The negative ads made for tough television viewing for the public. But perhaps now that voters have dispensed with 10 candidates and appeared to have left just Turner and Buzbee to square off against each other, the candidates will stop their mud-wrestling and focus on how each will address the issues voters have said again and again they want fixed.

The editorial board met with dozens of candidates for City Council and mayor during the campaign, and nearly all pointed to the same struggles facing Houston: flood mitigation, drainage, solid waste and recycling, roads and the disbursement of Hurricane Harvey recovery funds.

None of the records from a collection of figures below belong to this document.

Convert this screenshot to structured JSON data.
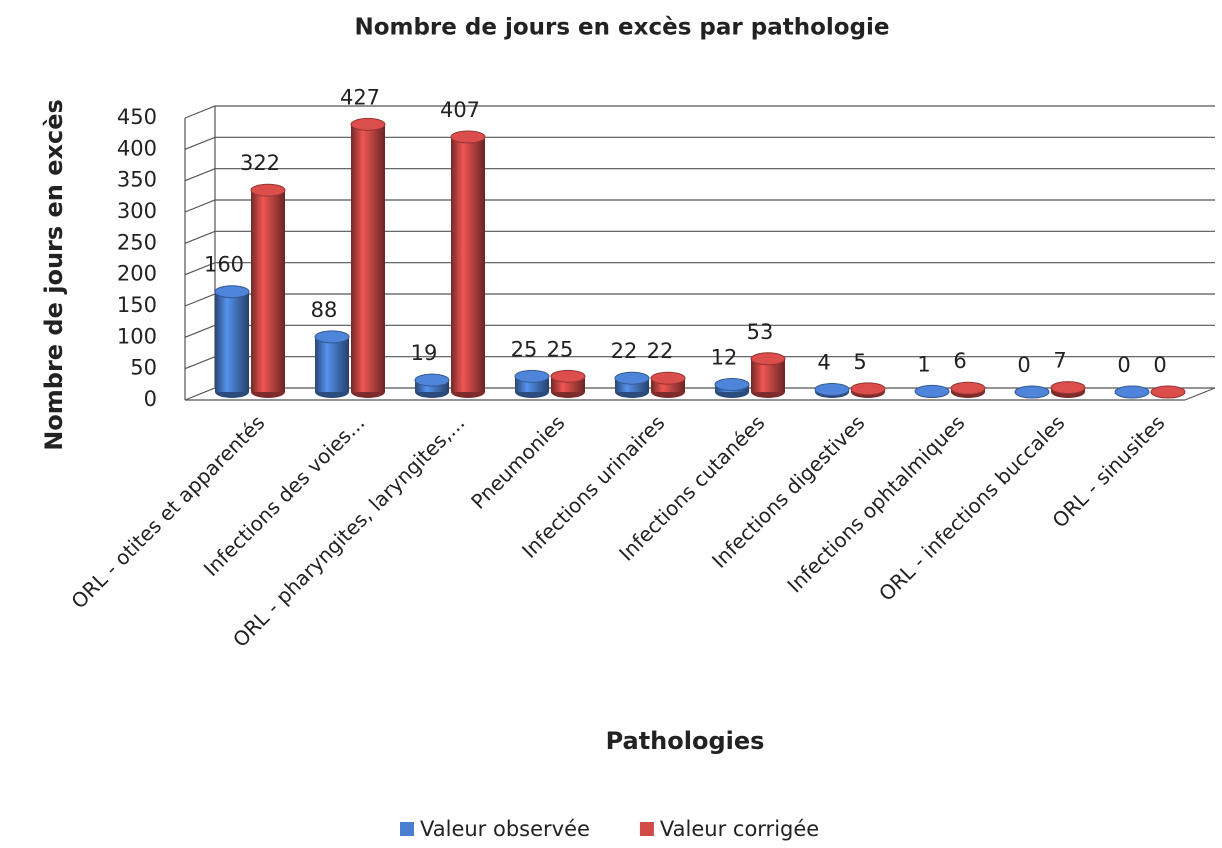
{
  "chart_data": {
    "type": "bar",
    "title": "Nombre de jours en excès par pathologie",
    "x_label": "Pathologies",
    "y_label": "Nombre de jours en excès",
    "categories": [
      "ORL - otites et apparentés",
      "Infections des voies...",
      "ORL - pharyngites, laryngites,...",
      "Pneumonies",
      "Infections urinaires",
      "Infections cutanées",
      "Infections digestives",
      "Infections ophtalmiques",
      "ORL - infections buccales",
      "ORL - sinusites"
    ],
    "series": [
      {
        "name": "Valeur observée",
        "color": "#4a7fd0",
        "values": [
          160,
          88,
          19,
          25,
          22,
          12,
          4,
          1,
          0,
          0
        ]
      },
      {
        "name": "Valeur corrigée",
        "color": "#d14a48",
        "values": [
          322,
          427,
          407,
          25,
          22,
          53,
          5,
          6,
          7,
          0
        ]
      }
    ],
    "ylim": [
      0,
      450
    ],
    "yticks": [
      0,
      50,
      100,
      150,
      200,
      250,
      300,
      350,
      400,
      450
    ],
    "grid": true,
    "legend": "bottom"
  }
}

Families hit hard by Harvey who are still waiting, two years on, for checks to repair their homes are tired of excuses from the city, even if the mayor makes a reasonable case that the state is responsible for much of the delay. Truth is, when you’re waiting for badly needed help, you want results, not explanations. And while we haven’t lost our conviction that Turner is the best candidate for the job, Tuesday’s results show that many Houstonians are not yet convinced.

Houston’s strong-mayor system means that tackling these problems requires leadership from the chief executive, who sets the agenda. If a runoff is declared, Turner should spend these next weeks speaking directly to voters who are dissatisfied and show how he can make the relief money flow faster in a second term.

He should leave the mudslinging behind and remind voters of his accomplishments — selling a multi-billion-dollar pension reform plan in Austin chief among them — even as he looks forward to addressing the concerns that appear to have kept him from an outright victory Tuesday night.

Buzbee needs to tone down the headline-grabbing and show that he can offer voters real solutions to the challenges Houston faces and that he didn’t spend $10 million of his own money to be a spoiler.

What voters want to see is proof that their candidate is a leader worthy of this city.